FW: Lagos leads Nigeria on Climate Change

This article is part of our #FirstWord series to provide context on trending news.


Lagos state, alongside eight other African cities, recently pledged to deliver emission cuts to meet the climate change targets in the Paris Agreement by 2050.

The other major cities that signed the agreement are Accra, Cape Town,  Durban, Dar es Salaam, Dakar, Addis Ababa and Tshwane.

What is the Paris Agreement?

The aim of the Paris Agreement on Climate Change is to tighten the global response to climate change by establishing an international network of government bodies - all dedicated to lowering emissions. The agreement was developed with a flexible framework to allow individual countries develop their own climate strategies.

As a means of enforcement, the world’s worst polluters will be financially accountable for their chemical contribution to climate change. The more the pollution, the higher the cost. The rate is set at $150 per tonne of carbon emission. The idea here is to place a penalty so that more cities will take the agreement seriously.

In September 2016, President Muhammadu Buhari signed the Paris Agreement on Climate Change. The agreement committed Nigeria to actively work towards reducing gas emissions unconditionally by 20% and conditionally by 45% in line with Nigeria’s nationally determined contributions.

Putting in Work

“We cannot ignore the implications of what will befall us if we don’t act now” - Mohammed Ajei, Mayor of Accra, on the need to address pollution.

According to a report by the World Bank, the city in Africa with the lowest climate changing emission is Johannesburg, and there is a lot of work to be done in reducing pollution across the continent.  Achieving the aim of the agreement will require a lot, particularly for Nigeria.
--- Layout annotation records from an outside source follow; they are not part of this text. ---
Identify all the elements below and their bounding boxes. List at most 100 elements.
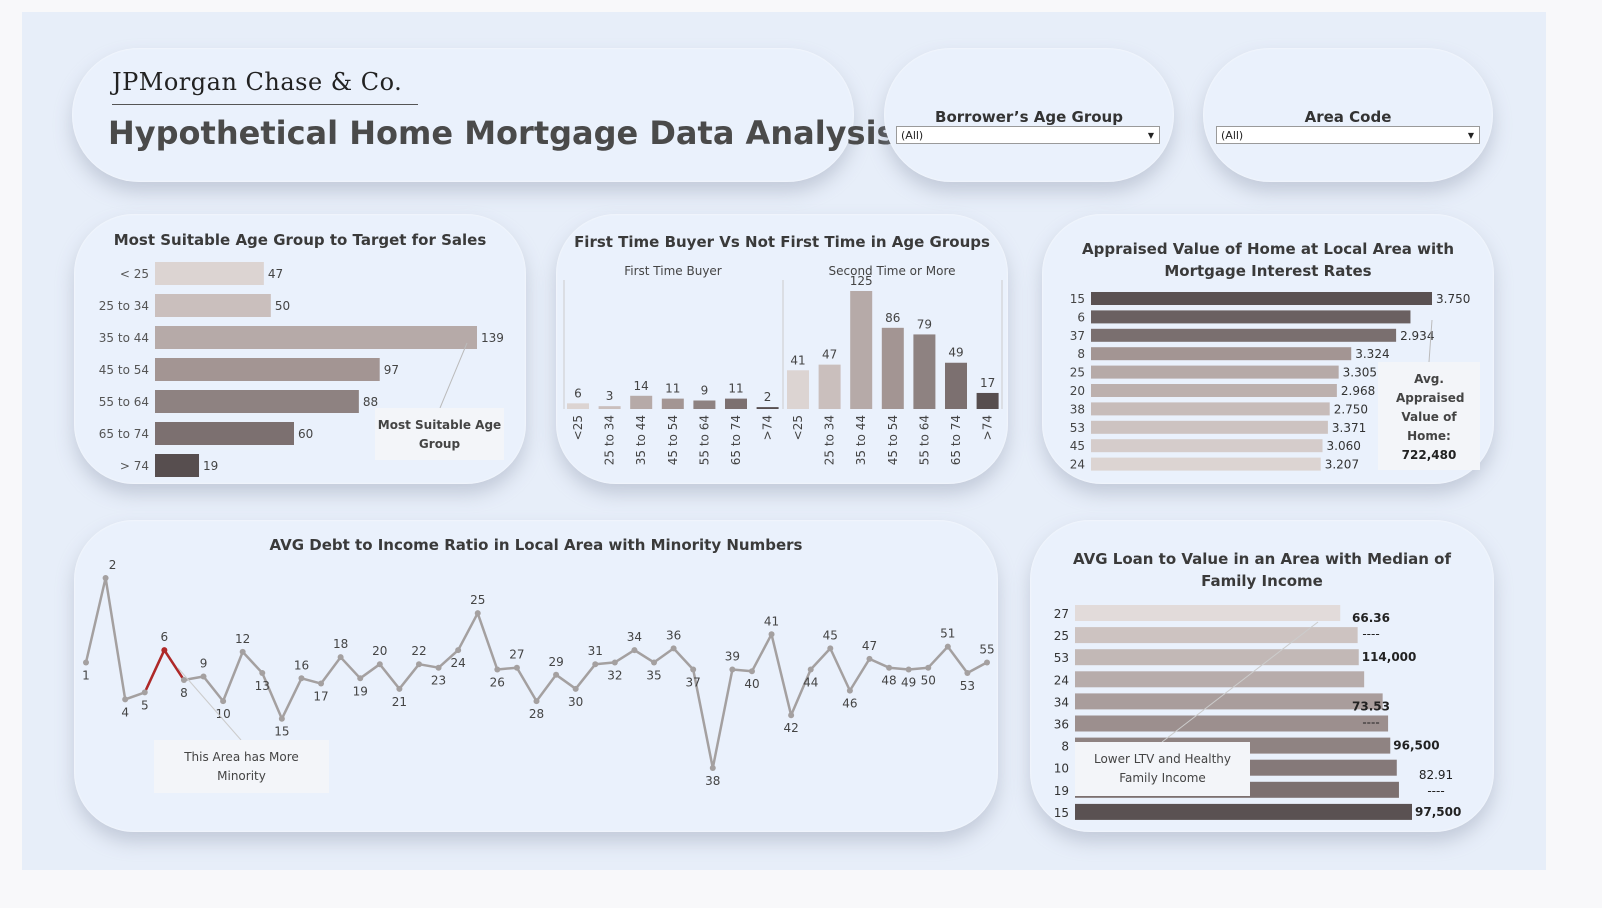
data-label: 19: [203, 459, 218, 473]
data-label: 48: [881, 674, 896, 688]
data-label: 4: [121, 705, 129, 719]
y-tick-label: 34: [1054, 695, 1069, 709]
data-label: 35: [646, 668, 661, 682]
x-tick-label: <25: [791, 415, 805, 440]
point: [122, 696, 129, 703]
bar: [1091, 347, 1352, 361]
data-label: 49: [901, 675, 916, 689]
data-label: 21: [392, 695, 407, 709]
y-tick-label: > 74: [120, 459, 149, 473]
y-tick-label: 38: [1070, 402, 1085, 416]
data-label: 6: [574, 386, 582, 400]
data-label: 8: [180, 686, 188, 700]
data-label: 60: [298, 427, 313, 441]
data-label: 41: [790, 353, 805, 367]
series-label: First Time Buyer: [624, 264, 722, 278]
data-label: 5: [141, 698, 149, 712]
bar: [1075, 649, 1359, 666]
bar: [567, 403, 589, 409]
data-label: 3.371: [1332, 421, 1366, 435]
data-label: 34: [627, 630, 642, 644]
age-group-filter-label: Borrower’s Age Group: [935, 108, 1123, 126]
bar: [1091, 420, 1328, 434]
point: [161, 647, 168, 654]
data-label: 9: [701, 384, 709, 398]
point: [631, 647, 638, 654]
bar: [1075, 715, 1389, 732]
area-code-select[interactable]: (All) ▼: [1216, 126, 1480, 144]
y-tick-label: 27: [1054, 607, 1069, 621]
x-tick-label: 55 to 64: [697, 415, 711, 465]
age-group-select-value: (All): [901, 129, 924, 142]
point: [768, 631, 775, 638]
bar: [155, 454, 200, 477]
data-label: 50: [275, 299, 290, 313]
point: [180, 677, 187, 684]
point: [964, 670, 971, 676]
point: [455, 647, 462, 654]
point: [102, 575, 109, 581]
bar: [787, 370, 809, 409]
data-label: 37: [686, 675, 701, 689]
y-tick-label: 55 to 64: [99, 395, 149, 409]
point: [905, 666, 912, 673]
bar: [1091, 402, 1330, 416]
data-label: 25: [470, 593, 485, 607]
data-label: 139: [481, 331, 504, 345]
point: [357, 675, 364, 682]
x-tick-label: 25 to 34: [823, 415, 837, 465]
y-tick-label: 6: [1077, 310, 1085, 324]
bar: [155, 326, 477, 349]
annotation-leader: [177, 667, 242, 741]
data-label: 17: [980, 376, 995, 390]
tooltip-leader: [1428, 319, 1433, 363]
bar: [1091, 310, 1411, 324]
x-tick-label: 55 to 64: [917, 415, 931, 465]
x-tick-label: 35 to 44: [854, 415, 868, 465]
data-label: 1: [82, 668, 90, 682]
bar: [1075, 671, 1365, 688]
data-label: 3.207: [1325, 458, 1359, 472]
y-tick-label: 10: [1054, 762, 1069, 776]
appraised-tooltip: Avg. Appraised Value of Home: 722,480: [1378, 362, 1480, 470]
y-tick-label: 15: [1054, 806, 1069, 820]
data-label: 66.36: [1352, 611, 1390, 625]
bar: [756, 407, 779, 409]
age-group-select[interactable]: (All) ▼: [896, 126, 1160, 144]
bar: [976, 392, 999, 409]
page-title: Hypothetical Home Mortgage Data Analysis: [108, 114, 896, 152]
point: [83, 659, 89, 666]
point: [415, 661, 422, 668]
area-code-select-value: (All): [1221, 129, 1244, 142]
point: [278, 715, 285, 722]
data-label: 2.934: [1400, 329, 1434, 343]
x-tick-label: 45 to 54: [886, 415, 900, 465]
data-label: 27: [509, 648, 524, 662]
data-label: 79: [917, 317, 932, 331]
point: [651, 659, 658, 666]
point: [396, 685, 403, 692]
y-tick-label: 65 to 74: [99, 427, 149, 441]
point: [337, 654, 344, 661]
data-label: 41: [764, 614, 779, 628]
data-label: 20: [372, 644, 387, 658]
x-tick-label: 65 to 74: [949, 415, 963, 465]
ltv-title: AVG Loan to Value in an Area with Median…: [1073, 550, 1451, 590]
annotation-leader: [1161, 621, 1319, 743]
y-tick-label: 53: [1054, 651, 1069, 665]
bar: [725, 398, 747, 409]
data-label: 3.060: [1327, 439, 1361, 453]
y-tick-label: 24: [1054, 673, 1069, 687]
y-tick-label: 15: [1070, 292, 1085, 306]
bar: [155, 422, 294, 445]
annotation-leader: [439, 342, 468, 409]
point: [220, 698, 227, 705]
point: [925, 664, 932, 671]
bar: [630, 395, 653, 409]
y-tick-label: 45: [1070, 439, 1085, 453]
data-label: 45: [823, 628, 838, 642]
data-label: 44: [803, 675, 818, 689]
point: [298, 675, 305, 682]
point: [709, 765, 716, 771]
first-time-title: First Time Buyer Vs Not First Time in Ag…: [574, 233, 990, 251]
Lagos, for example, battles heavy air pollution from vehicles during its famous traffic jams. Its population of 21 million also produces a large volume of waste, contributing immensely to climate change. Waste decomposition is one of the largest sources of methane emissions in the World, as these emissions can be 20 times more dangerous than carbon dioxide emissions.

Nigeria also houses Onitsha, which has been labelled the most polluted city according to the World Health Organisation, with some of the worst air pollutions. Port Harcourt, at the moment, is battling a dangerous soot powered by many years of air and water pollution.

In a country that cannot generate electricity to power all its cities, residents and businesses are forced to turn to polluting diesel generators to create power.

All of these issues highlight the need for Nigeria to work to reduce emissions from things like buildings, transport, energy production and waste management.


What can Nigeria do?


At the moment there is no public framework on how Nigeria intends to achieve its side of the deal. One option would be to transition to lower emissions that are less polluting to the environment.

“Each sector – like agriculture, power, transport – has its own strategies to encourage cleaner energy rather than use of fossil fuels. But these solutions are capital intensive. For instance, it is cheaper for international oil companies (IOCs) to flare (natural) gas than recycling it because there is no extensive infrastructure and it is hard to find a market for people to buy flared gas,” - Ikenna Ofoegbu, Heinrich Boll.

This transition will need to be subsidised somehow by the government because it is an expensive move to make.

It will also require drastic changes in the lifestyle of Nigerians as well as the mode of operation in many industrial organisations in the country. The most important factor is significant political will from the relevant stakeholders to steer policies geared towards achieving its emission goals.

Looking towards the future, it is clear that this decision needs a lot of planning. Now that climate change is at a new crossroad, it is important to match it with cleaner energy.